Development is a real threat to the Sky Oaks property if it is not purchased for permanent  preservation. The Sky Oaks property is for sale and could easily be developed with hundreds of  new homes under existing zoning and new state laws favoring subdivision and denser  development. Energy developers are interested in the area for industrial solar energy facilities and abundant groundwater could be mined from several wells on the property. Development for  residences, energy, or water would result in the direct loss of habitat and sensitive species as  well as harmful edge effects like noise and lighting in the heart of a relatively intact natural  landscape. Development would also likely impact scientific research at the nearby Sky Oaks  Field Station. And any development would be dependent on wells and groundwater pumping for  water supplies that would deplete the important aquafer supporting perennial water and riparian habitat and species in the headwaters of the San Luis Rey and Santa Margarita rivers.

 Project Location

Nearest City and Distance To: Temecula, 35 miles west/northwest via Highway 79

Specific Location (Address): (Multiple addresses) 31225 Chihuahua Valley Rd; 31475  Chihuahua Valley Road; 31750 Chihuahua Valley Rd, Warner Springs, CA 92086

The Sky Oaks property is located in Chihuahua Valley, a rural residential community in the  unincorporated County of San Diego near the border with Riverside County. The property  borders thousands of acres of federal public land owned by the U.S. Bureau of Land  Management (BLM) and is a part of a contiguous natural landscape across hundreds of square  miles of other state and federal conserved lands. The property is located at approximately  4,500ft elevation so is subject to all four seasons including cold winters with snow fall and hot summers with thunderstorms. Most of the property is valley terrain and vegetation typical for the  mountainous region of eastern San Diego County with large relatively flat meadows covered  with oak groves, Great Basin sagebrush, and grasslands or in rolling hills and ravines with  various chaparral vegetation communities. Nearby terrain steepens into 6,000ft mountains with  more chaparral and some pine trees or drops into canyons with the headwaters of the San Luis  Rey and Santa Margarita rivers.

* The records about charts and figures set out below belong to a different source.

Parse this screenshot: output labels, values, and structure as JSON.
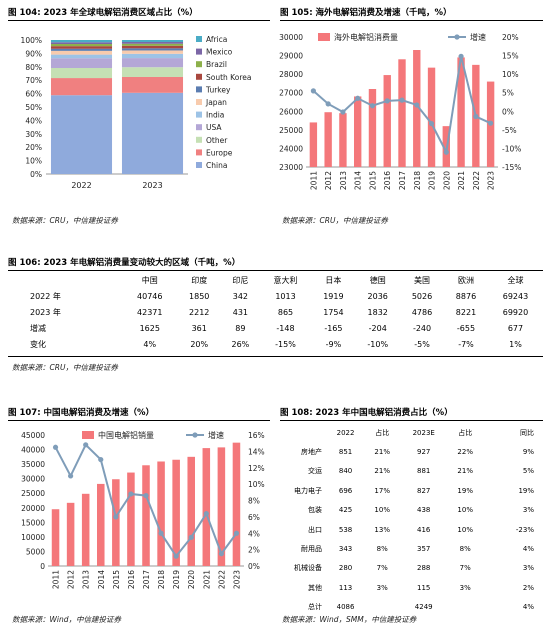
{
  "fig104": {
    "title": "图 104: 2023 年全球电解铝消费区域占比（%）",
    "source": "数据来源：CRU，中信建投证券"
  },
  "fig105": {
    "title": "图 105: 海外电解铝消费及增速（千吨，%）",
    "source": "数据来源：CRU，中信建投证券"
  },
  "fig106": {
    "title": "图 106: 2023 年电解铝消费量变动较大的区域（千吨，%）",
    "source": "数据来源：CRU，中信建投证券",
    "headers": [
      "",
      "中国",
      "印度",
      "印尼",
      "意大利",
      "日本",
      "德国",
      "美国",
      "欧洲",
      "全球"
    ],
    "rows": [
      [
        "2022 年",
        "40746",
        "1850",
        "342",
        "1013",
        "1919",
        "2036",
        "5026",
        "8876",
        "69243"
      ],
      [
        "2023 年",
        "42371",
        "2212",
        "431",
        "865",
        "1754",
        "1832",
        "4786",
        "8221",
        "69920"
      ],
      [
        "增减",
        "1625",
        "361",
        "89",
        "-148",
        "-165",
        "-204",
        "-240",
        "-655",
        "677"
      ],
      [
        "变化",
        "4%",
        "20%",
        "26%",
        "-15%",
        "-9%",
        "-10%",
        "-5%",
        "-7%",
        "1%"
      ]
    ]
  },
  "fig107": {
    "title": "图 107: 中国电解铝消费及增速（%）",
    "source": "数据来源：Wind，中信建投证券"
  },
  "fig108": {
    "title": "图 108: 2023 年中国电解铝消费占比（%）",
    "source": "数据来源：Wind，SMM，中信建投证券",
    "headers": [
      "",
      "2022",
      "占比",
      "2023E",
      "占比",
      "同比"
    ],
    "rows": [
      [
        "房地产",
        "851",
        "21%",
        "927",
        "22%",
        "9%"
      ],
      [
        "交运",
        "840",
        "21%",
        "881",
        "21%",
        "5%"
      ],
      [
        "电力电子",
        "696",
        "17%",
        "827",
        "19%",
        "19%"
      ],
      [
        "包装",
        "425",
        "10%",
        "438",
        "10%",
        "3%"
      ],
      [
        "出口",
        "538",
        "13%",
        "416",
        "10%",
        "-23%"
      ],
      [
        "耐用品",
        "343",
        "8%",
        "357",
        "8%",
        "4%"
      ],
      [
        "机械设备",
        "280",
        "7%",
        "288",
        "7%",
        "3%"
      ],
      [
        "其他",
        "113",
        "3%",
        "115",
        "3%",
        "2%"
      ],
      [
        "总计",
        "4086",
        "",
        "4249",
        "",
        "4%"
      ]
    ]
  },
  "chart_data": [
    {
      "type": "bar",
      "stacked": true,
      "categories": [
        "2022",
        "2023"
      ],
      "y_ticks": [
        "0%",
        "10%",
        "20%",
        "30%",
        "40%",
        "50%",
        "60%",
        "70%",
        "80%",
        "90%",
        "100%"
      ],
      "ylim": [
        0,
        100
      ],
      "legend_position": "right",
      "series": [
        {
          "name": "China",
          "color": "#8FAADC",
          "values": [
            58.8,
            60.6
          ]
        },
        {
          "name": "Europe",
          "color": "#F08080",
          "values": [
            12.8,
            11.8
          ]
        },
        {
          "name": "Other",
          "color": "#C5E0B4",
          "values": [
            7.5,
            7.3
          ]
        },
        {
          "name": "USA",
          "color": "#B4A7D6",
          "values": [
            7.3,
            6.8
          ]
        },
        {
          "name": "India",
          "color": "#9DC3E6",
          "values": [
            2.7,
            3.2
          ]
        },
        {
          "name": "Japan",
          "color": "#F8CBAD",
          "values": [
            2.8,
            2.5
          ]
        },
        {
          "name": "Turkey",
          "color": "#5B7DB1",
          "values": [
            1.6,
            1.6
          ]
        },
        {
          "name": "South Korea",
          "color": "#A9473F",
          "values": [
            1.9,
            1.9
          ]
        },
        {
          "name": "Brazil",
          "color": "#8DB04A",
          "values": [
            1.6,
            1.5
          ]
        },
        {
          "name": "Mexico",
          "color": "#7B66A6",
          "values": [
            1.3,
            1.3
          ]
        },
        {
          "name": "Africa",
          "color": "#4BACC6",
          "values": [
            1.7,
            1.5
          ]
        }
      ]
    },
    {
      "type": "bar",
      "categories": [
        "2011",
        "2012",
        "2013",
        "2014",
        "2015",
        "2016",
        "2017",
        "2018",
        "2019",
        "2020",
        "2021",
        "2022",
        "2023"
      ],
      "y_ticks": [
        "23000",
        "24000",
        "25000",
        "26000",
        "27000",
        "28000",
        "29000",
        "30000"
      ],
      "y2_ticks": [
        "-15%",
        "-10%",
        "-5%",
        "0%",
        "5%",
        "10%",
        "15%",
        "20%"
      ],
      "ylim": [
        23000,
        30000
      ],
      "y2lim": [
        -15,
        20
      ],
      "legend_position": "top",
      "series": [
        {
          "name": "海外电解铝消费量",
          "type": "bar",
          "color": "#F4777A",
          "values": [
            25400,
            25950,
            25900,
            26800,
            27200,
            27950,
            28800,
            29300,
            28350,
            25200,
            28900,
            28500,
            27600
          ]
        },
        {
          "name": "增速",
          "type": "line",
          "axis": "right",
          "color": "#7F9DB9",
          "values": [
            5.5,
            2.0,
            -0.2,
            3.5,
            1.5,
            2.8,
            3.0,
            1.7,
            -3.3,
            -11.0,
            14.8,
            -1.4,
            -3.2
          ]
        }
      ]
    },
    {
      "type": "bar",
      "categories": [
        "2011",
        "2012",
        "2013",
        "2014",
        "2015",
        "2016",
        "2017",
        "2018",
        "2019",
        "2020",
        "2021",
        "2022",
        "2023"
      ],
      "y_ticks": [
        "0",
        "5000",
        "10000",
        "15000",
        "20000",
        "25000",
        "30000",
        "35000",
        "40000",
        "45000"
      ],
      "y2_ticks": [
        "0%",
        "2%",
        "4%",
        "6%",
        "8%",
        "10%",
        "12%",
        "14%",
        "16%"
      ],
      "ylim": [
        0,
        45000
      ],
      "y2lim": [
        0,
        16
      ],
      "legend_position": "top",
      "series": [
        {
          "name": "中国电解铝销量",
          "type": "bar",
          "color": "#F4777A",
          "values": [
            19500,
            21700,
            24800,
            28200,
            29800,
            32100,
            34600,
            35900,
            36500,
            37500,
            40500,
            40746,
            42371
          ]
        },
        {
          "name": "增速",
          "type": "line",
          "axis": "right",
          "color": "#7F9DB9",
          "values": [
            14.5,
            11.0,
            14.8,
            13.0,
            6.0,
            8.8,
            8.6,
            4.0,
            1.2,
            3.5,
            6.4,
            1.5,
            4.0
          ]
        }
      ]
    }
  ]
}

Why is this project on the 30×30 list?

This project promotes the 30×30’s goals of increasing climate resilience, protecting biodiversity,  and benefiting the (human) community. The project increases climate resiliency because it will  protect large, native, old-growth oak trees and chaparral vegetation that serve as effective  carbon sinks, because it will protect a large, contiguous landscape of native ecosystems that  are more resilient to climate perturbations, and because it will prevent development that would  produce significant vehicle miles traveled and other climate impacts. The project will protect  significant biodiversity values because it’s part of a large, contiguous landscape of native  ecosystems, because it’s located in an important regional wildlife movement area, and because  it provides habitat for several sensitive and listed species. And the project will benefit the human  community by improving access to two popular state recreation trails, the California Riding and  Hiking Trail that crosses the property and the nearby Pacific Crest Trail as well as by increasing  climate resiliency and protecting biodiversity.

 How will this project be completed?

This project will be completed with the purchase and transfer of title for the Sky Oaks property  by and to one or a combination of agencies and non-profit organizations, the County of San  Diego Parks and Recreation Department, United States Bureau of Land Management, Wildlife  Conservation Board, and The Chaparral Lands Conservancy.